In 2008 the Communication Reserve began its transformation back to the Army after almost 40 years. After a few ideas being thrown around like Operational Support Groups (OSG's) a decision was made that by September 2010 the Group Headquarters would dissolve and each Brigade Group would form a Signal Regiment. Halifax was to become 36 Signal Regiment with a Headquarters in Halifax and its sub units being 721 Communication Regiment Charlottetown, 723 Communication Squadron Halifax and 725 Communication Squadron Glace Bay.

===725 (Glace Bay) Communication Squadron===
The badge of 725 Communication Squadron was chosen for its historical significance to communications world and the role that Glace Bay and Guglielmo Marconi played in the first official radio message to Poldhu, Cornwall, England, in 1905. The towers and building were located in Table Head, Glace Bay, which overlooks the Atlantic Ocean. A public service began between the stations on October 15, 1907, with ten thousand words being exchanged on the first day.

DEFERO PER PERSERVERANTIA (Communications through Persistence)

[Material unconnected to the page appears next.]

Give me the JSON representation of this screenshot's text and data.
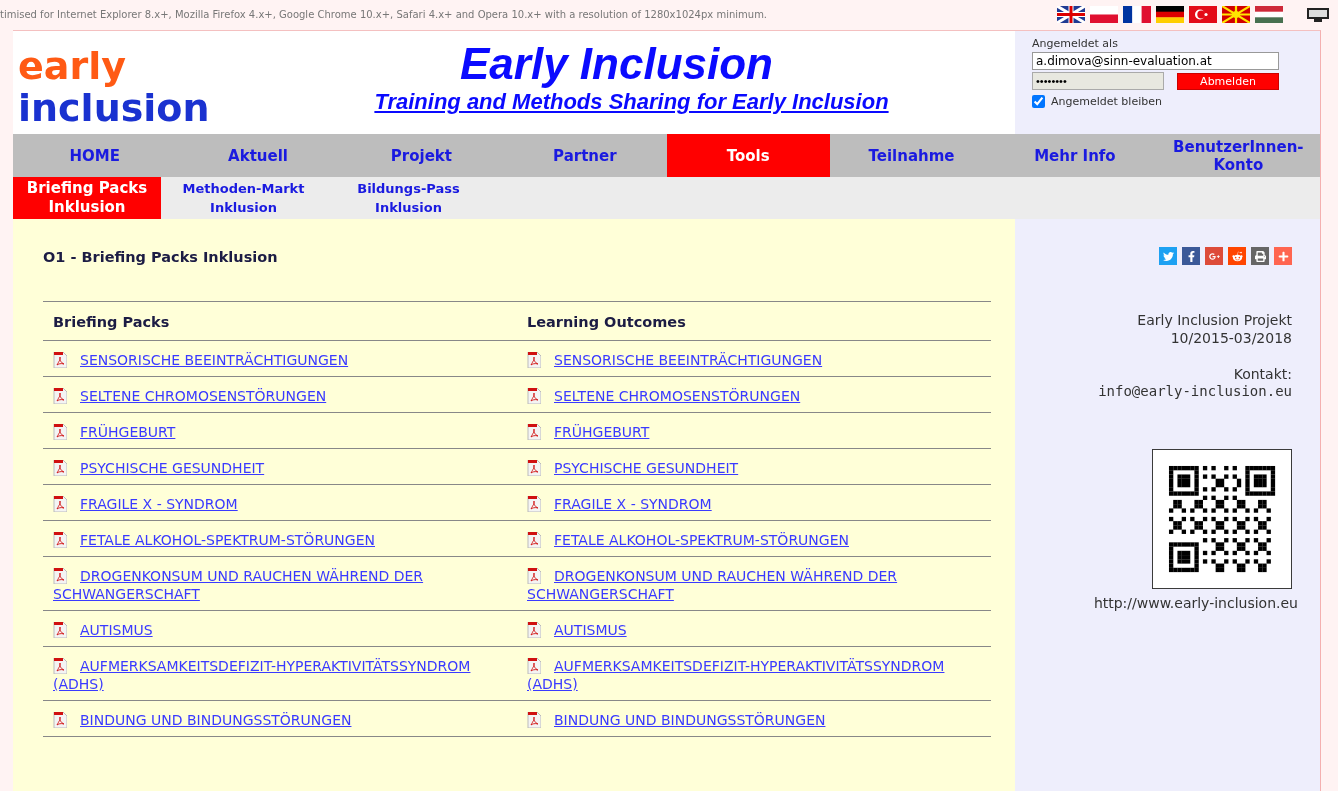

Prior to 1956 there was No. 4 Troop 1 Area Signal Squadron located in Glace Bay. In 1987 a detachment of 721 Communication Regiment was established in Glace Bay to provide communication support to the Militia units in the Cape Breton Area. It was through the hard work of LCol J. Addicott that the unit was established. In 1993, CF Communication Command (CFCC) recognized that the demands on the Detachment required an increase in its establishment to unit size and indicated its intention to reorganize it as 725 (Glace Bay) Communications Squadron. It also directed that the Det be placed under Comd of 72 Communication Group in Halifax until the unit could be formally established. Unfortunately, the proposed changes were not accepted due to budget cuts and the unit remained under command of 721 Communication Regiment. 721 Communication Troop remained the only Troop in the Communication Reserve, until the concept of making the unit into a Squadron was revived. On 20 September 2005 Ministerial Organization Order 2005013 was approved by Bill Graham, Minister of National Defence directing 725 Communication Squadron to organize as a unit of the Canadian Forces; directing the unit to be embodied in the Reserve Force; and that the new entity be allocated to 72 Communication Group. On 10 December 2005, 725 Communication Squadron held an Official Stand-Up Parade.

The current location of Squadron is 400 metres from the Marconi National Historic Site of Canada at Table Head, where Guglielmo Marconi established transatlantic radio communications. It is also 100 km from Baddeck, Nova Scotia, where Alexander Graham Bell moved after inventing the telephone. The inventions of both these gentlemen are the foundations of modern military communications.